Defensively, Nance helped the Cavs last year — they were 8.5 points better per 100 possessions with him on the floor, per It’s not because he’s an elite shot blocker — just 2.8 percent better with Cleveland last year, per basketball-reference — but he at least contests shots and works to be in the right position. His foul rate is a bit high at 4.3 per 36 minutes, per basketball-reference, but it’s manageable. If he plays a large number of minutes this season next to Kevin Love, it’ll likely serve as the best view of what he is a defensive center. Remember: His time with the Cavs was the first time he played a full season’s worth of minutes at center.

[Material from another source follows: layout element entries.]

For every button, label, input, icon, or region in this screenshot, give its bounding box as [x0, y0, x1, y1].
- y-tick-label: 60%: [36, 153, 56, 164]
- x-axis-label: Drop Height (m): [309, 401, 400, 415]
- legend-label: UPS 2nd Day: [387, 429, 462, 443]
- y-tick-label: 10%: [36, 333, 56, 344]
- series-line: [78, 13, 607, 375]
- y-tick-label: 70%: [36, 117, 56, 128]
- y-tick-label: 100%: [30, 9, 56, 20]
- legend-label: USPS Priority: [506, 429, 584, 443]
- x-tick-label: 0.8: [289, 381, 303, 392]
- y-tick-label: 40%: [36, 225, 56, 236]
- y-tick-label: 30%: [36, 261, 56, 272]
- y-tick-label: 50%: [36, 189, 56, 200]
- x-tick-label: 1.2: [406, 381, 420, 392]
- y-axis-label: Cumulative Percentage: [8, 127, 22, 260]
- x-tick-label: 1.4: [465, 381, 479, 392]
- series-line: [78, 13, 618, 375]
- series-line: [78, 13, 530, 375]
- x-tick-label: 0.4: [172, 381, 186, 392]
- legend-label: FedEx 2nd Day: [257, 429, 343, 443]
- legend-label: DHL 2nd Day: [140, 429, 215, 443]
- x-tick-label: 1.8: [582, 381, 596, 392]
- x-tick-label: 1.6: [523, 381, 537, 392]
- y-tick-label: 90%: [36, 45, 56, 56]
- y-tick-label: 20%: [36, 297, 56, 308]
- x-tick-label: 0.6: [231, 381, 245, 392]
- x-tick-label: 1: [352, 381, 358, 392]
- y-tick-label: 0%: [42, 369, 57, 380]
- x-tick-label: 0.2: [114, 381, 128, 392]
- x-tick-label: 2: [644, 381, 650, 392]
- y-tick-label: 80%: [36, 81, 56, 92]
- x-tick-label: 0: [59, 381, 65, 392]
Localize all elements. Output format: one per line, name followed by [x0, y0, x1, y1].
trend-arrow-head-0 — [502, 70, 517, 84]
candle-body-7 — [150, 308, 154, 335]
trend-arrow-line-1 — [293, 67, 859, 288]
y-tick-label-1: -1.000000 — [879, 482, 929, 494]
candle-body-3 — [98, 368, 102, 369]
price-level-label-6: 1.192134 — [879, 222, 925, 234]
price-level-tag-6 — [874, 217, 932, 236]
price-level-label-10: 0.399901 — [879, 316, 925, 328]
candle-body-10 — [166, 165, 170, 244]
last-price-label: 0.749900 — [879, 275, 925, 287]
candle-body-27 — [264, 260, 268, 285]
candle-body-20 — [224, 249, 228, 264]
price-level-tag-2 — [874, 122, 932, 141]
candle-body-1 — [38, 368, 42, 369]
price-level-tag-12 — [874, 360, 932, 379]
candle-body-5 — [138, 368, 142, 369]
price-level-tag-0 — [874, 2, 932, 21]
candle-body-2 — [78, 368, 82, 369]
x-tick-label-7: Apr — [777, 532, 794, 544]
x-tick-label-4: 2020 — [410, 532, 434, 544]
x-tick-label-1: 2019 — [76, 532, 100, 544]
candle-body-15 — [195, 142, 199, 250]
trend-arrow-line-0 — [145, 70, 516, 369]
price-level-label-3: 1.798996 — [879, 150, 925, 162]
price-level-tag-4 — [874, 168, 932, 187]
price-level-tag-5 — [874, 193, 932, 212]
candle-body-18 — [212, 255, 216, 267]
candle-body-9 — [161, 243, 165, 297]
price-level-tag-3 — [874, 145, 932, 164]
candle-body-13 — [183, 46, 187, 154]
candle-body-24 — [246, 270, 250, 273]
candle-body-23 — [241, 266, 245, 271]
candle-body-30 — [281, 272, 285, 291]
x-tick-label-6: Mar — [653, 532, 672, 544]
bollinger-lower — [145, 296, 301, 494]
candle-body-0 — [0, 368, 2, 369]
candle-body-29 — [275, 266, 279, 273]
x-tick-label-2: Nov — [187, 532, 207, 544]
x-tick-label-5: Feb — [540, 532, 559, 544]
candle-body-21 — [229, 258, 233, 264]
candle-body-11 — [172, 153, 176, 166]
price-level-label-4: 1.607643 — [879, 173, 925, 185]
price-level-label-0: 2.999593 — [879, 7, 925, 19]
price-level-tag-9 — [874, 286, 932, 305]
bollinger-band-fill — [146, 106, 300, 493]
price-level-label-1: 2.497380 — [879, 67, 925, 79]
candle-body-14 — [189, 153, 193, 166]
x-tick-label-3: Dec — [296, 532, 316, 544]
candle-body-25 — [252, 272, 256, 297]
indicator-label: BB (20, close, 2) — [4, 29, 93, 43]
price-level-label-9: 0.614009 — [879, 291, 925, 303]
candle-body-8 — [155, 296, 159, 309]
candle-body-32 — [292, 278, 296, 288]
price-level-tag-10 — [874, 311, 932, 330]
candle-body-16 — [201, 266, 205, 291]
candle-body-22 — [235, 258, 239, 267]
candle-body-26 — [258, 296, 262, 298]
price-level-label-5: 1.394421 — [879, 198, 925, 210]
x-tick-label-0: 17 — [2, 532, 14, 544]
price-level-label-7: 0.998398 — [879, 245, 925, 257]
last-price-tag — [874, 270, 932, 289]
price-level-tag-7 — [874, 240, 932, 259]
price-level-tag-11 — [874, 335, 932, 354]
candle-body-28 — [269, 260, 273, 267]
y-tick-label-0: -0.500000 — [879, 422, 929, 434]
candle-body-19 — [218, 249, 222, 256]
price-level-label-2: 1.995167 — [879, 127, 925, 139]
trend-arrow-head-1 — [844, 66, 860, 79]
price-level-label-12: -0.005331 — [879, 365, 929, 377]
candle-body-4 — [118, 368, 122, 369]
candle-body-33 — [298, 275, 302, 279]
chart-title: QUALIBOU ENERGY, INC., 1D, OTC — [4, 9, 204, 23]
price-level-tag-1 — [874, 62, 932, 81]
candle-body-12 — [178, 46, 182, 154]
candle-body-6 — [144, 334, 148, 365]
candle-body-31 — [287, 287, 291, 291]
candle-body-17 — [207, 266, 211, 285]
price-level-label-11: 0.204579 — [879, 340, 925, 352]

There’s is some risk for Cleveland in letting Nance develop this season and not having him signed past it. If he develops and reaches a different level, maybe a different team comes calling and drives up the price with an overpay. Even if it’s a few million more per year than what Randle signed, signing Nance Jr. now could save a few million. It also locks in a player the Cavs can market and make a face of the franchise, or at least one of them. That’s something Cleveland needs.

As of now, there has been little talk of Nance’s extension. Both sides are reportedly open to it, but that’s all that’s out there. There is nothing out there indicating how long the deal might be or how much Nance is seeking. Both sides have what they need to make their case for the type of deal they want.

What is best for both the Cavs and Nance is understanding that both the team and player benefit from an extension. It may take some time to hash out, but there is a middle ground, somewhere between $9 and $16 million per year, that makes sense for both parties. It’s now a question on whether it’ll happen.